Quelles sont les relations entre ADF et d'autres organisations Igbo?

ADF n'est pas en concurrence avec d'autres groupes Igbo, a déclaré Mazi Ohuabunwa; au lieu de cela, ADF cherche à les compléter. Ohanaze est toujours l'organisation numéro un des Igbo aujourd'hui. Certains membres de l'ADF appartiennent à d'autres organisations igbo. En outre, Akuruo-Ulo (programme Apportez votre richesse), un programme ADF populaire, a été adopté par de nombreuses autres organisations igbo.

Pouvez-vous parler de la situation des Igbo d’aujourd’hui?

La situation des Igbo n'a pas changé depuis la guerre civile, a déclaré le professeur Nwala. Il faut comprendre l’histoire du Nigéria et sa constitution, ainsi que le rôle joué par les Britanniques, afin de comprendre ce à quoi l’homme Igbo doit faire face.

«Que ferait un homme si quelqu'un venait chez lui et attaquait sa femme et ses enfants? Ne prendrait-il pas un bâton en bois et se balance-t-il à l'attaquant? C'est ce qu'on appelle la légitime défense. Nous n'allons provoquer personne, mais nous nous réservons le droit de légitime défense », a-t-il ajouté.

Comment le panneau voit-il MAASOB et IPOB?

L'autodétermination est le droit de tous. Il n'y a rien d'inconvenant à faire du bruit pour l'autodétermination, à condition de ne jamais tuer ni blesser une autre personne. De plus, on peut plaider pour le droit d'un individu de contrôler ses ressources indigènes. Un canal de relation est nécessaire avec ces groupes afin que nous puissions les conseiller et les réprimander quand ils vont dans la mauvaise direction.

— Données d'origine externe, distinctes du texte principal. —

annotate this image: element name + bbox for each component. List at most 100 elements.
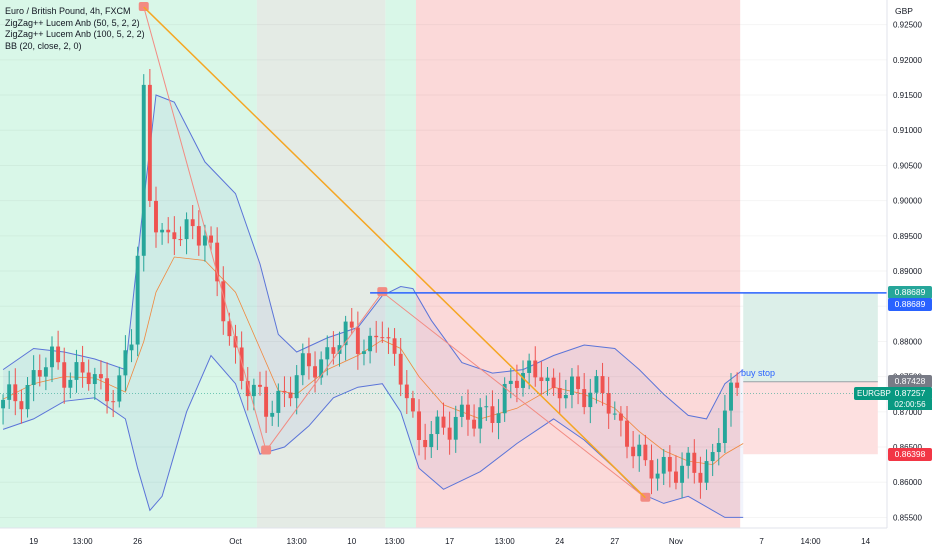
candle-body — [380, 337, 385, 339]
zone-gray — [256, 0, 386, 528]
candle-body — [276, 390, 281, 413]
candle-body — [258, 384, 262, 387]
candle-body — [404, 384, 409, 399]
y-tick-label: 0.85500 — [893, 513, 922, 522]
candle-body — [606, 393, 611, 414]
y-tick-label: 0.91500 — [893, 91, 922, 100]
candle-body — [239, 347, 244, 381]
candle-body — [637, 444, 642, 457]
candle-body — [692, 452, 697, 473]
legend-zigzag-50: ZigZag++ Lucem Anb (50, 5, 2, 2) — [5, 17, 140, 28]
candle-body — [563, 394, 568, 399]
x-tick-label: 13:00 — [287, 537, 308, 546]
candle-body — [251, 384, 256, 397]
trend-line[interactable] — [143, 6, 646, 499]
candle-body — [227, 321, 232, 337]
candle-body — [154, 200, 158, 233]
candle-body — [7, 384, 12, 400]
x-tick-label: 27 — [610, 537, 619, 546]
candle-body — [374, 335, 379, 338]
target-zone — [743, 292, 878, 382]
buy-stop-label: buy stop — [741, 367, 776, 378]
candle-body — [618, 413, 623, 421]
candle-body — [680, 465, 685, 483]
candle-body — [661, 456, 666, 474]
candle-body — [631, 446, 636, 457]
y-tick-label: 0.88000 — [893, 337, 922, 346]
candle-body — [704, 461, 709, 483]
candle-body — [735, 382, 740, 388]
candle-body — [160, 229, 165, 233]
candle-body — [435, 416, 440, 435]
y-tick-label: 0.89000 — [893, 267, 922, 276]
candle-body — [178, 239, 183, 241]
candle-body — [31, 370, 36, 385]
y-tick-label: 0.86500 — [893, 443, 922, 452]
legend-title: Euro / British Pound, 4h, FXCM — [5, 6, 131, 16]
candle-body — [245, 380, 250, 397]
candle-body — [331, 347, 336, 354]
candle-body — [105, 378, 110, 402]
candle-body — [306, 353, 311, 367]
price-axis-label: 0.86398 — [888, 447, 932, 461]
candle-body — [673, 471, 678, 483]
x-tick-label: 24 — [555, 537, 564, 546]
candle-body — [294, 375, 299, 399]
candle-body — [282, 390, 287, 393]
candle-body — [111, 401, 116, 403]
candle-body — [686, 452, 691, 466]
candle-body — [221, 281, 226, 322]
candle-body — [196, 226, 201, 246]
x-tick-label: 13:00 — [385, 537, 406, 546]
y-tick-label: 0.86000 — [893, 478, 922, 487]
candle-body — [288, 392, 293, 399]
candle-body — [576, 376, 581, 390]
candle-body — [313, 366, 317, 378]
candle-body — [466, 404, 470, 420]
y-tick-label: 0.91000 — [893, 126, 922, 135]
candle-body — [582, 389, 587, 408]
candle-body — [386, 337, 391, 339]
x-tick-label: 7 — [759, 537, 764, 546]
candle-body — [570, 376, 574, 395]
candle-body — [594, 376, 599, 393]
candle-body — [698, 472, 703, 483]
candle-body — [429, 434, 434, 448]
candle-body — [423, 439, 428, 448]
candle-body — [539, 377, 544, 382]
candle-body — [135, 255, 140, 345]
candle-body — [141, 84, 146, 256]
candle-body — [215, 242, 220, 282]
symbol-tag: EURGBP — [854, 387, 894, 401]
price-axis-label: 0.88689 — [888, 286, 932, 300]
candle-body — [19, 401, 24, 410]
x-tick-label: 13:00 — [495, 537, 516, 546]
legend-bollinger: BB (20, close, 2, 0) — [5, 40, 82, 51]
candle-body — [716, 443, 721, 453]
y-tick-label: 0.87000 — [893, 408, 922, 417]
candle-body — [545, 377, 550, 382]
candle-body — [527, 360, 532, 373]
y-tick-label: 0.90500 — [893, 161, 922, 170]
candle-body — [410, 398, 415, 412]
bar-countdown: 02:00:56 — [888, 399, 932, 411]
candle-body — [478, 407, 483, 429]
candle-body — [337, 345, 342, 354]
candle-body — [209, 235, 214, 243]
candle-body — [490, 406, 495, 423]
candle-body — [172, 232, 177, 240]
candle-body — [129, 344, 134, 351]
candle-body — [496, 413, 501, 423]
candle-body — [123, 350, 128, 376]
candle-body — [557, 388, 562, 399]
candle-body — [368, 335, 373, 352]
candle-body — [349, 321, 354, 328]
x-tick-label: Nov — [669, 537, 683, 546]
price-axis-label: 0.88689 — [888, 298, 932, 312]
candle-body — [655, 473, 660, 479]
candle-body — [649, 460, 654, 479]
candle-body — [184, 219, 189, 240]
x-tick-label: Oct — [229, 537, 242, 546]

Collaboration avec les voisins et amis des Igbos

ADF est consciente des autres groupes ethniques qui sont nos voisins et qui, en raison de leurs liens avec les peuples ndigbo d'origine Igbo, ont beaucoup souffert de la guerre civile et continuent de souffrir jusqu'à ce jour. L’ADF s’efforce donc activement de maintenir de bonnes relations avec les groupes ethniques voisins de la tribu des Igbo.

Projets et comités

«Nous avons des comités traitant de diverses questions épineuses auxquelles sont confrontés les Igbos. Toute préoccupation sociale ou économique que vous pouvez imaginer, nous l'avons probablement couverte », a déclaré le professeur Nath Aniekwu. Cela inclut un «comité fédéral sur le caractère», chargé de créer des opportunités d'emploi pour le compte des Igbos.

La délégation de l'ADF s'est révélée non seulement mentalement intelligente, élégante et sans peur, mais aussi pleine d'humour et bien informée.

Entendre à quel point le groupe était fort dans la défense des Igbos dans le Nigeria d'aujourd'hui a apaisé la peur dans le cœur de nombreux auditeurs. D'autre part, faire face aux nombreux défis discriminatoires auxquels sont confrontés les igbos était une épreuve pour certaines personnes. Néanmoins, avec beaucoup de bière à boire, du riz frit et du poulet à manger, le temps passa vite.

Le forum Renaissance, TRF et Igbozue Connecticut USA, deux organisations à but non lucratif qui soutiennent les Igbos vivant au Nigéria et aux États-Unis, ont planifié l'événement.